Senior Master Sgt. Jorge Benavides told the board he found mentoring a great way to make a difference.

"The Detention Facility Mentoring Program is an outstanding way to get involved in the community. You volunteer an hour per week to change a human life. These young folks in the detention facility have no mentoring and zero guidance in how to pursue a productive life," said Benavides, the superintendent of the 355th Operations Support Squadron.

Volunteers are given this opportunity to make a difference as they take an active role in the young person's life, Sergeant Benavides explained. People connected to the program use the term youth to describe their mentees, who don't like to be referred to as "kids."

"Mentors and reading coaches meet with a youth, attend the youth's court hearing and continue to meet with the youth once the youth is release. By setting goals and boundaries, mentors and reading coaches teach these youths how to execute a goal."

Volunteers have the power to change these young peoples' attitude and outlook on life, thus empowering them to lead productive lives, according to the volunteers. And as Sergeant Benavides explained, mentoring goes well beyond detention.

Staff Sergeant TaQueela Berry has stayed connected with her mentee long after her release from the facility, though it's been difficult at times. Sergeant Berry, a member of the 355th Wing Command Post, has been involved from the very beginning. She told the board about challenges after detention.

"My biggest challenge came after my youth was released from detention in October of 2005," Sergeant Berry said. "She was placed in two different rehab centers in a two-month time frame."

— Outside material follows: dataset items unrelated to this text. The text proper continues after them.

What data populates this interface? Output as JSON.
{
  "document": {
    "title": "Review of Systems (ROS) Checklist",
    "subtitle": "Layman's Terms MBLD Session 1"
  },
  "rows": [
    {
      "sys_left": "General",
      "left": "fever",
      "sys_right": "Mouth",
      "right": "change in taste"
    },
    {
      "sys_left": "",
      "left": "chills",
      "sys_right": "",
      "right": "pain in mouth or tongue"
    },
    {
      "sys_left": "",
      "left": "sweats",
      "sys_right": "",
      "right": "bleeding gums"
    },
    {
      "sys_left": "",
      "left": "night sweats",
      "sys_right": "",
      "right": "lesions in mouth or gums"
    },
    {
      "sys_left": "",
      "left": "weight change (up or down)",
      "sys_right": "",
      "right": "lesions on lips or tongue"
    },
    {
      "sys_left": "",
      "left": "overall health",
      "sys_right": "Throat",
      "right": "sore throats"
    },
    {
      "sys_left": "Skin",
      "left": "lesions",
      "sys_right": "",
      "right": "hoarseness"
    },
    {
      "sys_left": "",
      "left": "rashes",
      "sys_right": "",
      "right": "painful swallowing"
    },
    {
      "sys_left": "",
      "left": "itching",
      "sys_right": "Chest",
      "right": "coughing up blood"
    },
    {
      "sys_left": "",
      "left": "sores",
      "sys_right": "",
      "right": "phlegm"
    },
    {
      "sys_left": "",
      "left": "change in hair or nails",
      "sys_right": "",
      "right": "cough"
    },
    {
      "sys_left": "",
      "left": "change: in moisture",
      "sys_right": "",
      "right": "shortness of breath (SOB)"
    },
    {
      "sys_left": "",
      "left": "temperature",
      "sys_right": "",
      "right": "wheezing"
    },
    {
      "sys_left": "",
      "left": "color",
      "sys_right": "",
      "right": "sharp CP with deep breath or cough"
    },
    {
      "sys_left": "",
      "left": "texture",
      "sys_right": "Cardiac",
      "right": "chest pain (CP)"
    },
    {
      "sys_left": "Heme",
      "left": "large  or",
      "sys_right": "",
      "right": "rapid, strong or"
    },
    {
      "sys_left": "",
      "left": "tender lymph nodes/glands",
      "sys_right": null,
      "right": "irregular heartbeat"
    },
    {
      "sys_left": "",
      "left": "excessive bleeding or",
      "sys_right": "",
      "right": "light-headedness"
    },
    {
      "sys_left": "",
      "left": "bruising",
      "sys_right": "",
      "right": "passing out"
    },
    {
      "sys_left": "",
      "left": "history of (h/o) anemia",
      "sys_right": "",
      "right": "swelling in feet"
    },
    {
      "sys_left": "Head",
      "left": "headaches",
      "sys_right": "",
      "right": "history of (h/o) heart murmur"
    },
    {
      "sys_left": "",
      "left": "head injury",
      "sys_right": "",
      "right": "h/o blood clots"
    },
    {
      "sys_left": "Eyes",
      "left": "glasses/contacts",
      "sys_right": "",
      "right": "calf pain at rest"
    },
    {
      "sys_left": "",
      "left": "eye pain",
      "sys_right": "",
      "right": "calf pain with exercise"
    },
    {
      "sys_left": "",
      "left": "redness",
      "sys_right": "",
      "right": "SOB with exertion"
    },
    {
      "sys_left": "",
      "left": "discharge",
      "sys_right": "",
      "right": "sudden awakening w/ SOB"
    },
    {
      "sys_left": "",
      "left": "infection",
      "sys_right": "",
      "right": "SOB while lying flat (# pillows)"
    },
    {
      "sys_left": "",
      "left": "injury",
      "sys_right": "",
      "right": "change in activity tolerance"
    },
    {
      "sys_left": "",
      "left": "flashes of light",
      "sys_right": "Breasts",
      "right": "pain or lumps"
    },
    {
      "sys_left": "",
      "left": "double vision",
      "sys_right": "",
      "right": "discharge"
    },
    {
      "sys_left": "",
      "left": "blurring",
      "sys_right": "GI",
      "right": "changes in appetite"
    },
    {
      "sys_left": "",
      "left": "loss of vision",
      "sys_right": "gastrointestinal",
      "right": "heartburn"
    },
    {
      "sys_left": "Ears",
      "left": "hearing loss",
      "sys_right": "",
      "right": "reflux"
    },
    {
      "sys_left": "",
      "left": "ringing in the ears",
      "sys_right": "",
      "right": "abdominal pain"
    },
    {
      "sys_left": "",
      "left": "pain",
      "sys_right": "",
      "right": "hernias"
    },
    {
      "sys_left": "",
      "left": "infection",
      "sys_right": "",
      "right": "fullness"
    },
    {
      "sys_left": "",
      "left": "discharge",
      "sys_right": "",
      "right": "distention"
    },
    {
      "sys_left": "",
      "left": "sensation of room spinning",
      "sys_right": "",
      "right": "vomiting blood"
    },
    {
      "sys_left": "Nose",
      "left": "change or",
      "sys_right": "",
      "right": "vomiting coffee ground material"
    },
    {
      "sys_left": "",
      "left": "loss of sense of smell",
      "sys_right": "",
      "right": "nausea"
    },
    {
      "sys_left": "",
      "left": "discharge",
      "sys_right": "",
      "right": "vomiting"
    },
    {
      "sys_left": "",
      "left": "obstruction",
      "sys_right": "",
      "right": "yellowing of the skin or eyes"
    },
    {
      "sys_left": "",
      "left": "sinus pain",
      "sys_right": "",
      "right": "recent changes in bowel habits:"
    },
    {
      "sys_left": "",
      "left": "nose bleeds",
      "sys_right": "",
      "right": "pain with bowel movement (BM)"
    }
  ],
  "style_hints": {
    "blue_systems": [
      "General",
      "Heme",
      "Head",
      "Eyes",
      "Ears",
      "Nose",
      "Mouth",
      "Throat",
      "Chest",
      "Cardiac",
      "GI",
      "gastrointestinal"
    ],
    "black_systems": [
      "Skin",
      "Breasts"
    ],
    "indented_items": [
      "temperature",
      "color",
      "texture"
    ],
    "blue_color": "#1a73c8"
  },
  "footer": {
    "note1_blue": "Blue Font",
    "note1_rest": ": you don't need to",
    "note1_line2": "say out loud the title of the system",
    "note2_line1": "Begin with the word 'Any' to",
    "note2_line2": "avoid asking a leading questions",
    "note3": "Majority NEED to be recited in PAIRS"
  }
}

Neither facility recognized Sergeant Berry as being on the authorized contact list, and she wasn't a family member, so she had to work through a probation officer to establish contact. Then her youth was assigned a string of different parole officers and finally sent to a group home in Phoenix. But Sergeant Berry persisted in maintaining the relationship, displaying one of the essential qualities required of a mentor - "patience and understanding."

All three mentors recommended getting involved to fellow Airmen.

"Yes! I have recommended it before, and those individuals have had great success with their youth," Lieutenant Weaton said.

Getting involved is easy, according to Sergeant Benavides, for those who possess the willingness to "break out of your comfort zone and meet with a youth once per week at the detention facility," he said. "About a 10-minute drive from D-M. Fill out the background paper, attend Alpha, Bravo and Reading Seed Training offered several times per month on base."

After taking these steps, people are ready to make an impact, the mentors explained, adding that an impact is made on the volunteers as well, giving them rare insight.

"You realize your life wasn't that bad," Sergeant Berry said. "I listen to all that my youth has endured at such an early age and I can't fathom it. It's been humbling."

And according to Ms. Torchia, the mentors give the youth at the center something they can't get anywhere else.

"To spend some time truly makes an impact. For them to have a positive person in their life who is not being paid to be there, it really makes a difference," Ms. Torchia said.

Members of the program hope a similar impact may soon be felt in youth detention facilities across Arizona.